Extracted from It’s Been Six Weeks Since My Last Confession by Peta Mathias, Peta Mathias Books, RRP $38.00
The only way to achieve a lifelong ability to work is to be born that way. People keep asking me when I’m going to retire and the answer is never, not because I feel principled about it but because my work is my life and my life is my work and if one stops, the other will stop. I’ve been travelling, teaching, cooking and writing all my life, if you count the script I wrote for the Christmas play when I was ten. Some people retire so they can spend the children’s inheritance on travel. Some people retire because they’re forced to. Some people retire so they can say what they’ve been longing to say their whole life when someone asks them what they’re up to — ‘nothing’. They dream of the day when they can say that beautiful powerful word — nothing. I do nothing, actually.
After I published my most recent book, Shed Couture, I said to every bored person who made the mistake of asking me what was coming next, ‘I am never writing another book again. Eighteen books. That was the last one.’ Shed Couture was just so much work with all the research involved. Some writers adore research. I can’t bear it. Shed Couture is about fashion and clothing and alongside the stories of clothes, my life in clothes, my mother in clothes, other people in clothes and what it all means, I had to get a lot of correct information on shoes, the history of colour, why wool is a super fibre and the point of sustainability. I don’t need 100 frocks but I do because they are not just frocks — they are beauty, art, history, emotion, memory, identity and above all, joy. But the detailed research did my head in and my publisher despaired of me. I thought she was going to fire me. Well, she did fire me, as she turned down the next book idea I sent her.
Friends, colleagues and readers continued asking what I was working on for my next book. I would put on my resting bitch face and say nothing. I would say, I’m unmotivated, I’ve lost my mojo, I’ve got writer’s block, I’m busy. But here’s the thing. I missed writing, for it is the occupation I love the most of all my occupations. One needs an intellectual life. One needs to use one’s brain. One of my writer friends says there’s no such thing as writer’s block — she just squeezes her books out her bottom.

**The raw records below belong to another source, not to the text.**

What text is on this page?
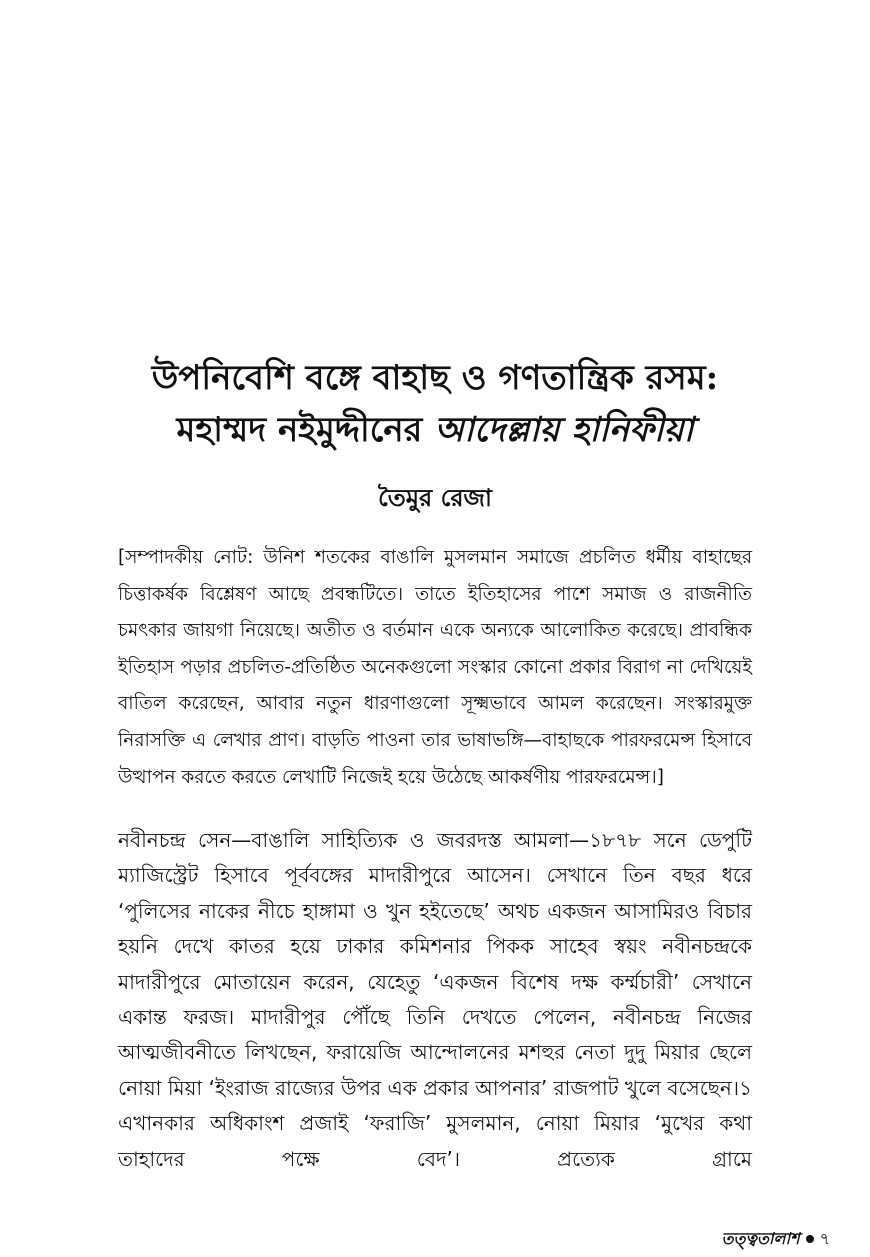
উপনিবেশি বঙ্গে বাহাছ ও গণতান্ত্রিক রসম:
মহাম্মদ নইমুদ্দীনের আদেল্লায় হানিফীয়া
তৈমুর রেজা

[সম্পাদকীয় নোট: উনিশ শতকের বাঙালি মুসলমান সমাজে প্রচলিত ধর্মীয় বাহাছের চিত্তাকর্ষক বিশ্লেষণ আছে প্রবন্ধটিতে। তাতে ইতিহাসের পাশে সমাজ ও রাজনীতি চমৎকার জায়গা নিয়েছে। অতীত ও বর্তমান একে অন্যকে আলোকিত করেছে। প্রাবন্ধিক ইতিহাস পড়ার প্রচলিত-প্রতিষ্ঠিত অনেকগুলো সংস্কার কোনো প্রকার বিরাগ না দেখিয়েই বাতিল করেছেন, আবার নতুন ধারণাগুলো সূক্ষ্মভাবে আমল করেছেন। সংস্কারমুক্ত নিরাসক্তি এ লেখার প্রাণ। বাড়তি পাওনা তার ভাষাভঙ্গি—বাহাছকে পারফরমেন্স হিসাবে উত্থাপন করতে করতে লেখাটি নিজেই হয়ে উঠেছে আকর্ষণীয় পারফরমেন্স।]

নবীনচন্দ্র সেন—বাঙালি সাহিত্যিক ও জবরদস্ত আমলা—১৮৭৮ সনে ডেপুটি ম্যাজিস্ট্রেট হিসাবে পূর্ববঙ্গের মাদারীপুরে আসেন। সেখানে তিন বছর ধরে ‘পুলিসের নাকের নীচে হাঙ্গামা ও খুন হইতেছে’ অথচ একজন আসামিরও বিচার হয়নি দেখে কাতর হয়ে ঢাকার কমিশনার পিকক সাহেব স্বয়ং নবীনচন্দ্রকে মাদারীপুরে মোতায়েন করেন, যেহেতু ‘একজন বিশেষ দক্ষ কর্ম্মচারী’ সেখানে একান্ত ফরজ। মাদারীপুর পৌঁছে তিনি দেখতে পেলেন, নবীনচন্দ্র নিজের আত্মজীবনীতে লিখছেন, ফরায়েজি আন্দোলনের মশহুর নেতা দুদু মিয়ার ছেলে নোয়া মিয়া ‘ইংরাজ রাজ্যের উপর এক প্রকার আপনার’ রাজপাট খুলে বসেছেন।১ এখানকার অধিকাংশ প্রজাই ‘ফরাজি’ মুসলমান, নোয়া মিয়ার ‘মুখের কথা তাহাদের পক্ষে বেদ’। প্রত্যেক গ্রামে

তত্ত্বতালাশ ৭
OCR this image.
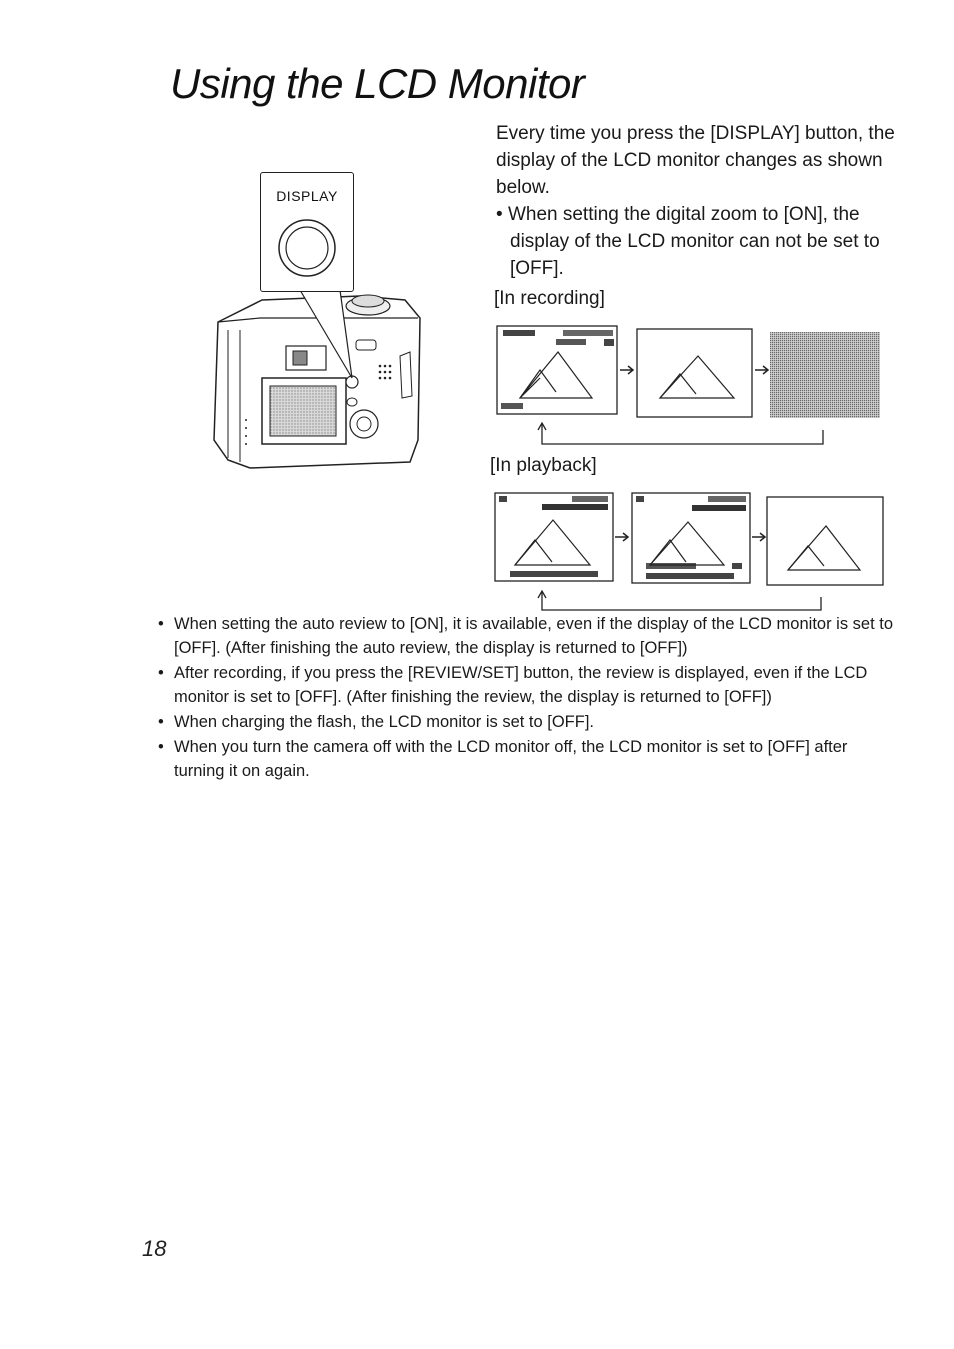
Using the LCD Monitor

Every time you press the [DISPLAY] button, the display of the LCD monitor changes as shown below.

• When setting the digital zoom to [ON], the display of the LCD monitor can not be set to [OFF].

DISPLAY
[In recording]
[In playback]
• When setting the auto review to [ON], it is available, even if the display of the LCD monitor is set to [OFF]. (After finishing the auto review, the display is returned to [OFF])
• After recording, if you press the [REVIEW/SET] button, the review is displayed, even if the LCD monitor is set to [OFF]. (After finishing the review, the display is returned to [OFF])
• When charging the flash, the LCD monitor is set to [OFF].
• When you turn the camera off with the LCD monitor off, the LCD monitor is set to [OFF] after turning it on again.
18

I tried to analyse why I didn’t want to write, and then one day I went on holiday to the deepest darkest South Island with four friends. Their behaviour was so lurid, fantastical and eccentric that I started writing the story of the trip while I was still on the plane. It was so complicated for all of us to even go through an airport and actually get on a plane together that it struck me what my problem was — not writing from the heart. I realised that if there was ever going to be another book, there would be no research and it would be written from the heart. While I didn’t precisely squeeze it out my bottom, it was certainly a pleasure to write indiscreet stories about my friends and family and not research anything once.
Another big decision I made was to not use a traditional publisher but to self publish for the very first time. I had lunch with a bunch of writer friends and two of them revealed they were going to self publish their next books. My ears pricked up. The principal person who helped me was Sue Copsey, editor and author. She sent me a lot of information regarding exactly what self publishing involves, the costs, the process, the choices and she was unfailingly helpful, generous and encouraging.
Once I wrote one story, other stories insinuated themselves on to my laptop and there I was — unblocked. One evening recently I was having drinks with writer friends and we were trying to remember what we used to say to the priest when we walked into the Catholic confessional as children. Suddenly we all screamed, Bless me father for I have sinned, it has been six weeks since my last confession! And the title of this book was born. All these stories are confessional in the sense that they are about my life, hopefully with occasional wisdoms and universal truths thrown in.